Because it is broken by design.  Your routing device is only safe for
programs that know it's limitations it is not appropriate for general
applications.

Since you don't even seen to know it's limitations I think this is a
bad path to walk down.

> Example using VRF devices:
> 1. vrf1 is created and assigned to table 5
> 2. eth2 is enslaved to vrf1
> 3. eth2 is given the address 1.1.1.1/24
>
> $ ip route ls table 5
> prohibit default
> 1.1.1.0/24 dev eth2  scope link
> local 1.1.1.1 dev eth2  proto kernel  scope host  src 1.1.1.1
>
> With out setting a VRF context ping, tcp and udp attempts fail. e.g,
> $ ping 1.1.1.254
> connect: Network is unreachable
>
> After binding the task to the vrf device ping succeeds:
> $ ./chvrf -v 1 ping -c1 1.1.1.254
> PING 1.1.1.254 (1.1.1.254) 56(84) bytes of data.

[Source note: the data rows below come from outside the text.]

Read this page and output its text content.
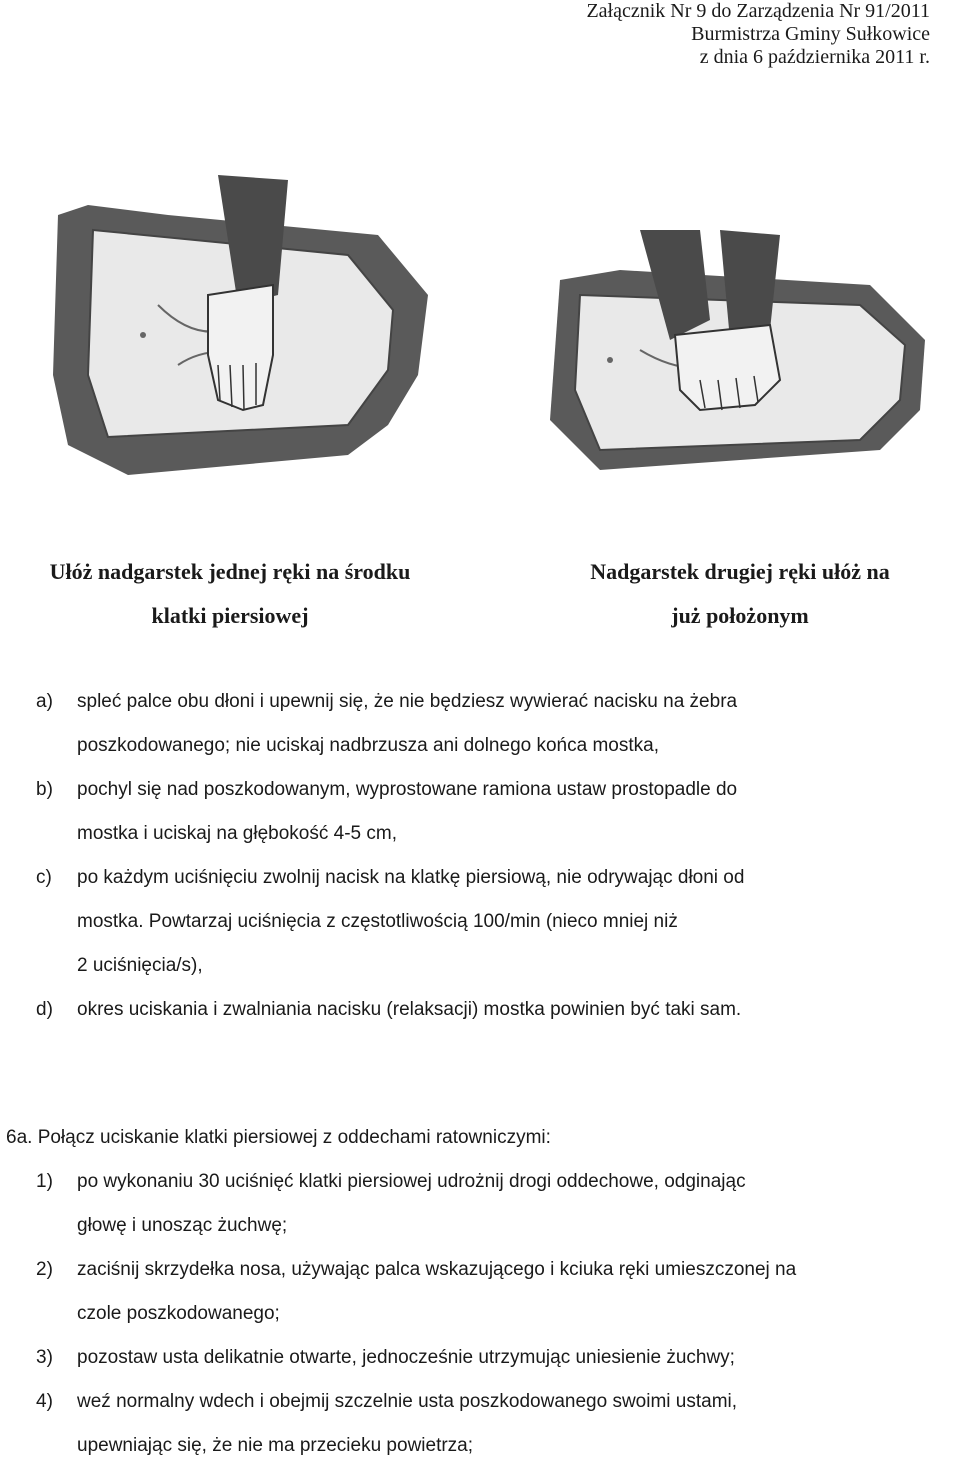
Załącznik Nr 9 do Zarządzenia Nr 91/2011
Burmistrza Gminy Sułkowice
z dnia 6 października 2011 r.
Ułóż nadgarstek jednej ręki na środku
klatki piersiowej
Nadgarstek drugiej ręki ułóż na
już położonym
a) spleć palce obu dłoni i upewnij się, że nie będziesz wywierać nacisku na żebra
poszkodowanego; nie uciskaj nadbrzusza ani dolnego końca mostka,
b) pochyl się nad poszkodowanym, wyprostowane ramiona ustaw prostopadle do
mostka i uciskaj na głębokość 4-5 cm,
c) po każdym uciśnięciu zwolnij nacisk na klatkę piersiową, nie odrywając dłoni od
mostka. Powtarzaj uciśnięcia z częstotliwością 100/min (nieco mniej niż
2 uciśnięcia/s),
d) okres uciskania i zwalniania nacisku (relaksacji) mostka powinien być taki sam.
6a. Połącz uciskanie klatki piersiowej z oddechami ratowniczymi:
1) po wykonaniu 30 uciśnięć klatki piersiowej udrożnij drogi oddechowe, odginając
głowę i unosząc żuchwę;
2) zaciśnij skrzydełka nosa, używając palca wskazującego i kciuka ręki umieszczonej na
czole poszkodowanego;
3) pozostaw usta delikatnie otwarte, jednocześnie utrzymując uniesienie żuchwy;
4) weź normalny wdech i obejmij szczelnie usta poszkodowanego swoimi ustami,
upewniając się, że nie ma przecieku powietrza;
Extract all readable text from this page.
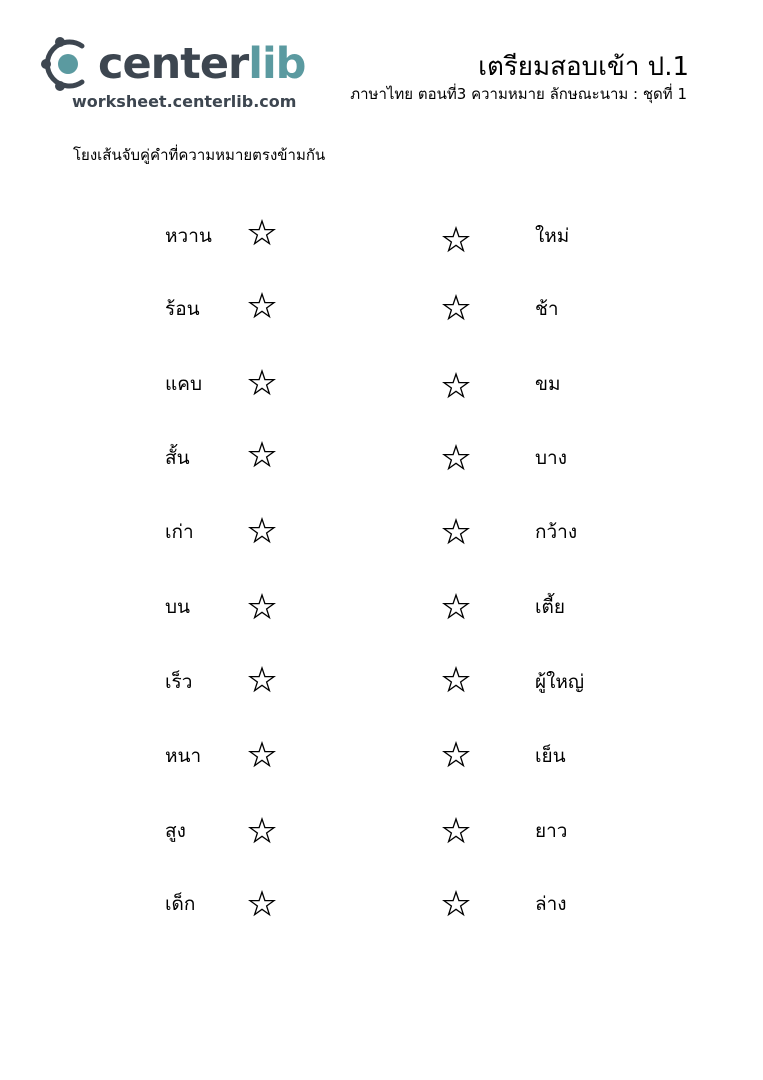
centerlib
worksheet.centerlib.com
เตรียมสอบเข้า ป.1
ภาษาไทย ตอนที่3 ความหมาย ลักษณะนาม : ชุดที่ 1
โยงเส้นจับคู่คำที่ความหมายตรงข้ามกัน
หวาน	ใหม่
ร้อน	ช้า
แคบ	ขม
สั้น	บาง
เก่า	กว้าง
บน	เตี้ย
เร็ว	ผู้ใหญ่
หนา	เย็น
สูง	ยาว
เด็ก	ล่าง
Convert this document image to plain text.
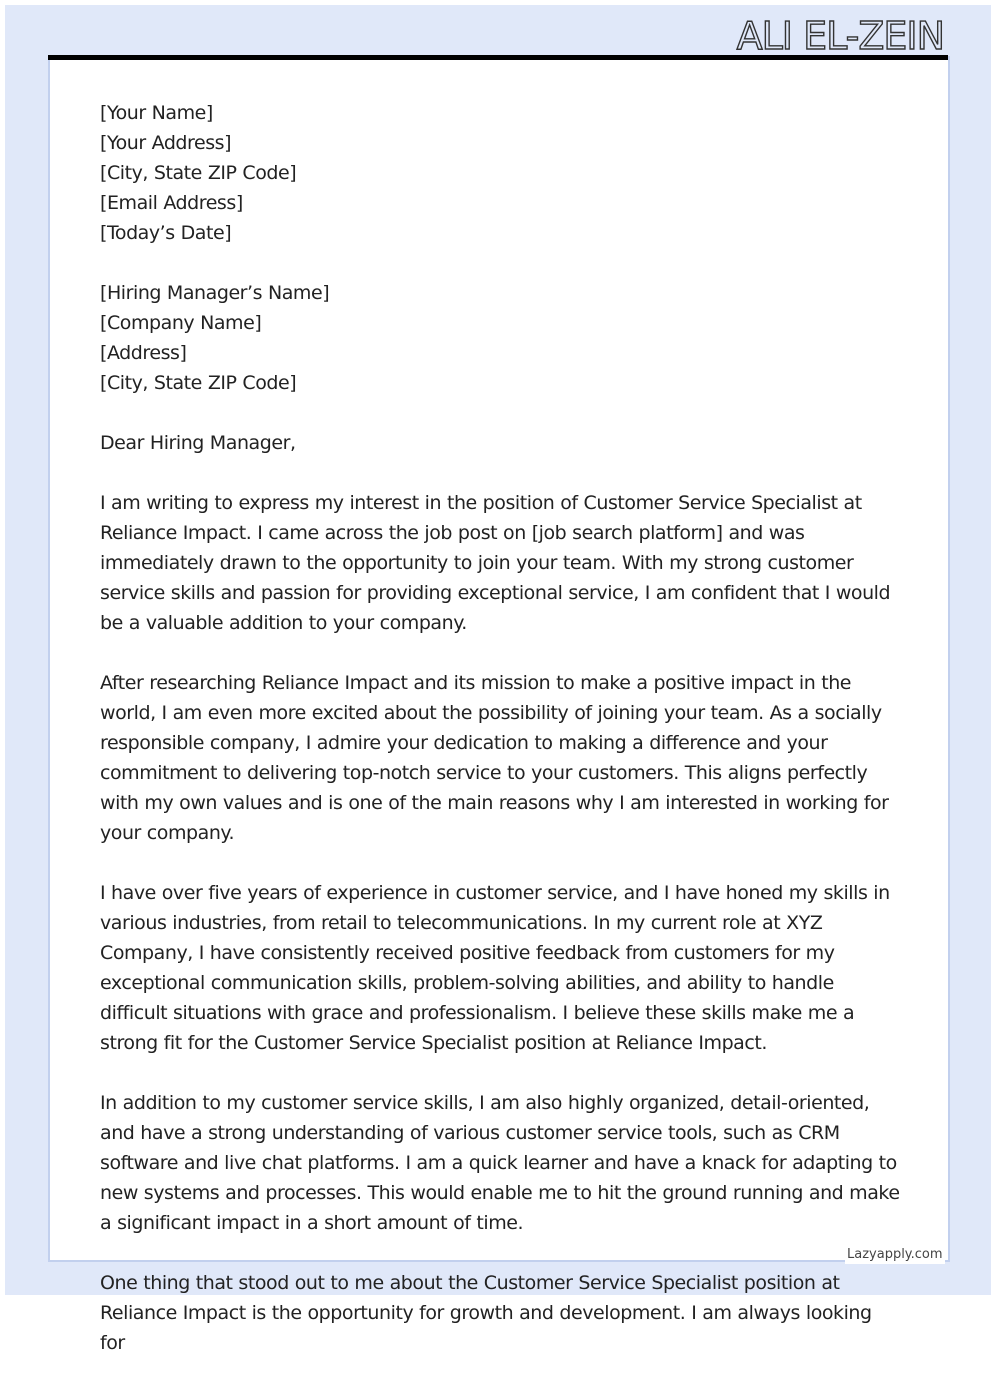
ALI EL-ZEIN
[Your Name]
[Your Address]
[City, State ZIP Code]
[Email Address]
[Today’s Date]
[Hiring Manager’s Name]
[Company Name]
[Address]
[City, State ZIP Code]

Dear Hiring Manager,

I am writing to express my interest in the position of Customer Service Specialist at Reliance Impact. I came across the job post on [job search platform] and was immediately drawn to the opportunity to join your team. With my strong customer service skills and passion for providing exceptional service, I am confident that I would be a valuable addition to your company.

After researching Reliance Impact and its mission to make a positive impact in the world, I am even more excited about the possibility of joining your team. As a socially responsible company, I admire your dedication to making a difference and your commitment to delivering top-notch service to your customers. This aligns perfectly with my own values and is one of the main reasons why I am interested in working for your company.

I have over five years of experience in customer service, and I have honed my skills in various industries, from retail to telecommunications. In my current role at XYZ Company, I have consistently received positive feedback from customers for my exceptional communication skills, problem-solving abilities, and ability to handle difficult situations with grace and professionalism. I believe these skills make me a strong fit for the Customer Service Specialist position at Reliance Impact.

In addition to my customer service skills, I am also highly organized, detail-oriented, and have a strong understanding of various customer service tools, such as CRM software and live chat platforms. I am a quick learner and have a knack for adapting to new systems and processes. This would enable me to hit the ground running and make a significant impact in a short amount of time.

One thing that stood out to me about the Customer Service Specialist position at Reliance Impact is the opportunity for growth and development. I am always looking for

Lazyapply.com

> 64 bytes from 1.1.1.254: icmp_seq=1 ttl=64 time=2.32 ms
>
> Signed-off-by: David Ahern <dsa@cumulusnetworks.com>
> ---
>  include/linux/sched.h      |  3 +++
>  include/uapi/linux/prctl.h |  4 ++++
>  kernel/fork.c              |  2 ++
>  kernel/sys.c               | 35 +++++++++++++++++++++++++++++++++++
>  net/ipv4/af_inet.c         |  1 +
>  net/ipv4/route.c           |  4 +++-
>  net/ipv6/af_inet6.c        |  1 +
>  net/ipv6/route.c           |  2 +-
>  8 files changed, 50 insertions(+), 2 deletions(-)
>
> diff --git a/include/linux/sched.h b/include/linux/sched.h
> index 04b5ada460b4..29b336b8a466 100644
> --- a/include/linux/sched.h
> +++ b/include/linux/sched.h
> @@ -1528,6 +1528,9 @@ struct task_struct {
>  	struct files_struct *files;
>  /* namespaces */
>  	struct nsproxy *nsproxy;
> +/* network */
> +	/* if set INET/INET6 sockets are bound to given dev index on create */
> +	int sk_bind_dev_if;
>  /* signal handlers */
>  	struct signal_struct *signal;
>  	struct sighand_struct *sighand;
> diff --git a/include/uapi/linux/prctl.h b/include/uapi/linux/prctl.h
> index 31891d9535e2..1ef45195d146 100644
> --- a/include/uapi/linux/prctl.h
> +++ b/include/uapi/linux/prctl.h
> @@ -190,4 +190,8 @@ struct prctl_mm_map {
>  # define PR_FP_MODE_FR		(1 << 0)	/* 64b FP registers */
>  # define PR_FP_MODE_FRE		(1 << 1)	/* 32b compatibility */
>  
> +/* get/set network interface sockets are bound to by default */
> +#define PR_SET_SK_BIND_DEV_IF   47
> +#define PR_GET_SK_BIND_DEV_IF   48
> +
>  #endif /* _LINUX_PRCTL_H */
> diff --git a/kernel/fork.c b/kernel/fork.c
> index dbd9b8d7b7cc..8b396e77d2bf 100644
> --- a/kernel/fork.c
> +++ b/kernel/fork.c
> @@ -380,6 +380,8 @@ static struct task_struct *dup_task_struct(struct task_struct *orig)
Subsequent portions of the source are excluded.